The Mona Lisa’s Secret

The curious thing about writing is that it’s very much an art. You can practice writing and you’ll most definitely get better at it, but inspiring writing comes from an innate talent. The talent of telling a story without actually telling it.

The Mona Lisa doesn’t flat out say, “I’m a cryptically smiling young lady, who has a secret and is embarrassed by her toothy grin.” She makes you infer these things instead. We revel in the illusion that we’ve discovered that Mona Lisa has a secret. The illusion being that, all along, the artist intended us to discover that she has a secret.
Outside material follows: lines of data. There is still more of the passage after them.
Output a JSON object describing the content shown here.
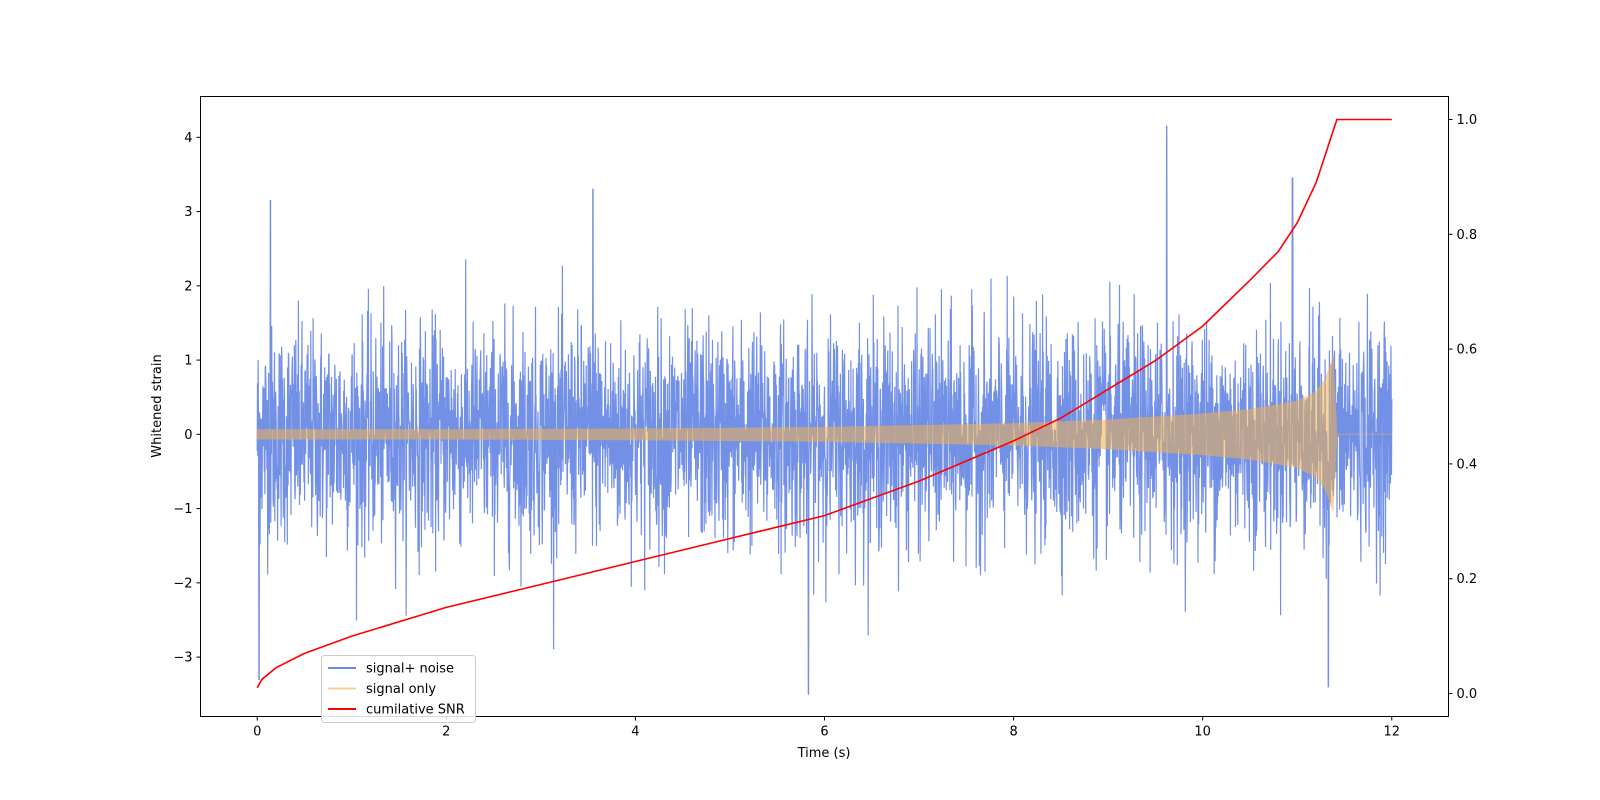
{
  "chart_data": {
    "type": "line",
    "title": "",
    "xlabel": "Time (s)",
    "ylabel": "Whitened strain",
    "y2label": "",
    "xlim": [
      -0.6,
      12.6
    ],
    "ylim": [
      -3.8,
      4.55
    ],
    "y2lim": [
      -0.04,
      1.04
    ],
    "xticks": [
      0,
      2,
      4,
      6,
      8,
      10,
      12
    ],
    "yticks": [
      -3,
      -2,
      -1,
      0,
      1,
      2,
      3,
      4
    ],
    "y2ticks": [
      0.0,
      0.2,
      0.4,
      0.6,
      0.8,
      1.0
    ],
    "xtick_labels": [
      "0",
      "2",
      "4",
      "6",
      "8",
      "10",
      "12"
    ],
    "ytick_labels": [
      "−3",
      "−2",
      "−1",
      "0",
      "1",
      "2",
      "3",
      "4"
    ],
    "y2tick_labels": [
      "0.0",
      "0.2",
      "0.4",
      "0.6",
      "0.8",
      "1.0"
    ],
    "grid": false,
    "legend_position": "lower-left",
    "series": [
      {
        "name": "signal+ noise",
        "color": "#6b8ae6",
        "axis": "left",
        "description_values": {
          "t_start": 0,
          "t_end": 12,
          "typical_range": [
            -2.0,
            2.5
          ],
          "peaks": [
            [
              0.14,
              3.15
            ],
            [
              3.55,
              3.3
            ],
            [
              9.62,
              4.15
            ],
            [
              10.95,
              3.45
            ],
            [
              5.83,
              -3.5
            ],
            [
              11.33,
              -3.4
            ],
            [
              0.02,
              -3.3
            ]
          ]
        }
      },
      {
        "name": "signal only",
        "color": "#f0b050",
        "axis": "left",
        "envelope": {
          "t": [
            0,
            2,
            4,
            6,
            8,
            9,
            10,
            10.5,
            11.0,
            11.2,
            11.3,
            11.38,
            11.42,
            12
          ],
          "amp": [
            0.07,
            0.07,
            0.08,
            0.1,
            0.15,
            0.2,
            0.28,
            0.34,
            0.45,
            0.58,
            0.75,
            1.05,
            0.0,
            0.0
          ]
        }
      },
      {
        "name": "cumilative SNR",
        "color": "#ff0000",
        "axis": "right",
        "x": [
          0,
          0.05,
          0.2,
          0.5,
          1,
          2,
          3,
          4,
          5,
          6,
          7,
          8,
          8.5,
          9,
          9.5,
          10,
          10.5,
          10.8,
          11.0,
          11.2,
          11.3,
          11.4,
          11.42,
          12
        ],
        "y": [
          0.01,
          0.025,
          0.045,
          0.07,
          0.1,
          0.15,
          0.19,
          0.23,
          0.27,
          0.31,
          0.37,
          0.44,
          0.48,
          0.53,
          0.58,
          0.64,
          0.72,
          0.77,
          0.82,
          0.89,
          0.94,
          0.99,
          1.0,
          1.0
        ]
      }
    ]
  }
}
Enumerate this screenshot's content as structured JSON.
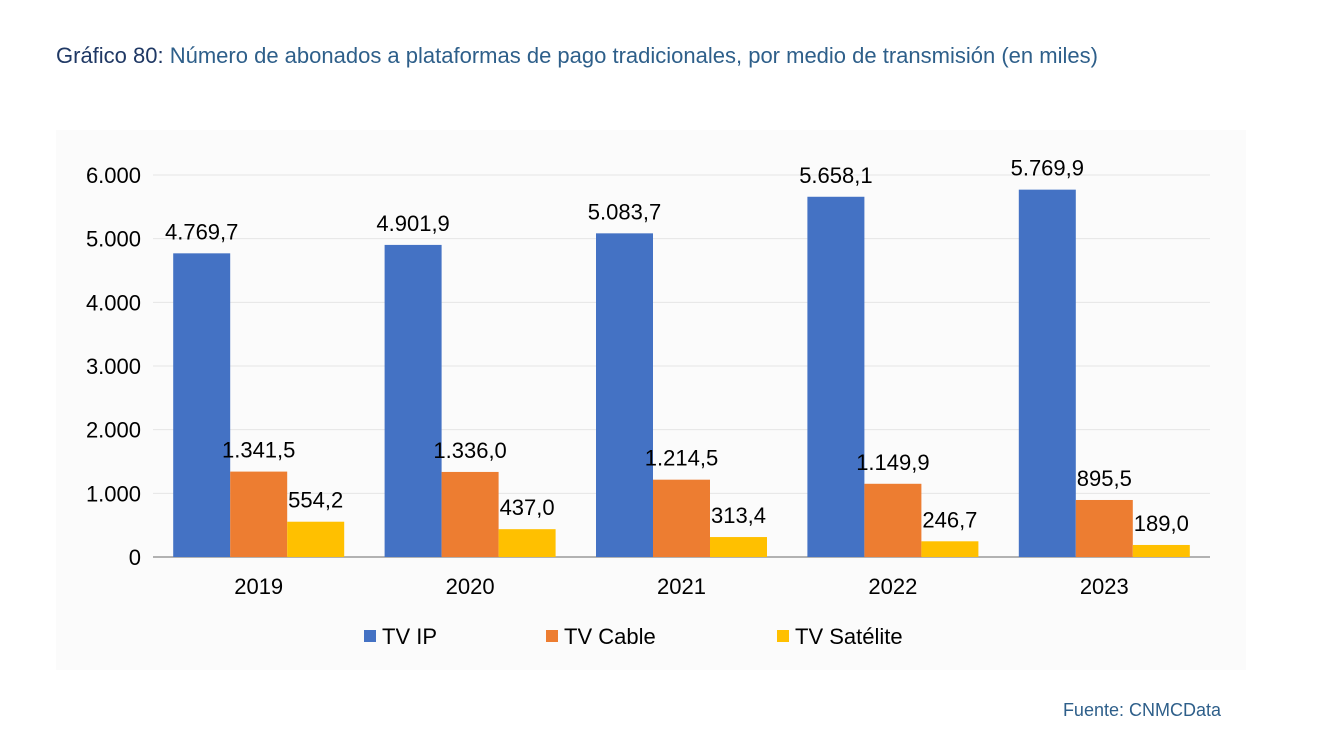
{
  "title": {
    "label": "Gráfico 80:",
    "text": "Número de abonados a plataformas de pago tradicionales, por medio de transmisión (en miles)"
  },
  "source": "Fuente: CNMCData",
  "colors": {
    "tv_ip": "#4472c4",
    "tv_cable": "#ed7d31",
    "tv_satelite": "#ffc000",
    "grid": "#e6e6e6",
    "axis": "#999999"
  },
  "chart_data": {
    "type": "bar",
    "title": "Número de abonados a plataformas de pago tradicionales, por medio de transmisión (en miles)",
    "xlabel": "",
    "ylabel": "",
    "ylim": [
      0,
      6000
    ],
    "yticks": [
      0,
      1000,
      2000,
      3000,
      4000,
      5000,
      6000
    ],
    "ytick_labels": [
      "0",
      "1.000",
      "2.000",
      "3.000",
      "4.000",
      "5.000",
      "6.000"
    ],
    "categories": [
      "2019",
      "2020",
      "2021",
      "2022",
      "2023"
    ],
    "legend_position": "bottom",
    "grid": true,
    "series": [
      {
        "name": "TV IP",
        "color": "#4472c4",
        "values": [
          4769.7,
          4901.9,
          5083.7,
          5658.1,
          5769.9
        ],
        "labels": [
          "4.769,7",
          "4.901,9",
          "5.083,7",
          "5.658,1",
          "5.769,9"
        ]
      },
      {
        "name": "TV Cable",
        "color": "#ed7d31",
        "values": [
          1341.5,
          1336.0,
          1214.5,
          1149.9,
          895.5
        ],
        "labels": [
          "1.341,5",
          "1.336,0",
          "1.214,5",
          "1.149,9",
          "895,5"
        ]
      },
      {
        "name": "TV Satélite",
        "color": "#ffc000",
        "values": [
          554.2,
          437.0,
          313.4,
          246.7,
          189.0
        ],
        "labels": [
          "554,2",
          "437,0",
          "313,4",
          "246,7",
          "189,0"
        ]
      }
    ]
  }
}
We seldom realize that we should attribute the conclusions we come to about art to the artist rather than to ourselves.

Good writing also tells a story without explicitly telling it. There are concrete tools writers use for this, like allusions and metaphors, and a lengthy list of other rhetorical devices whose names everyone learns in high school and quickly forgets. Yet, in a truly good piece of writing, you can’t decipher the use of these tools. It’s easy to believe that good writing can’t possibly employ dirty strategies and tricks such as these, because they are so well hidden that we only perceive the ripple effect that they have on our reading experience.

I wish I could write like that… to be able to tell a story without actually telling it. I only ever come close to feeling that I’m capable of this when I’m writing about something that makes me sad. Heartbreak makes for good artistic fuel. And does anybody want a broken heart? Isn’t that cruel? To have two desires that refuse to coexist?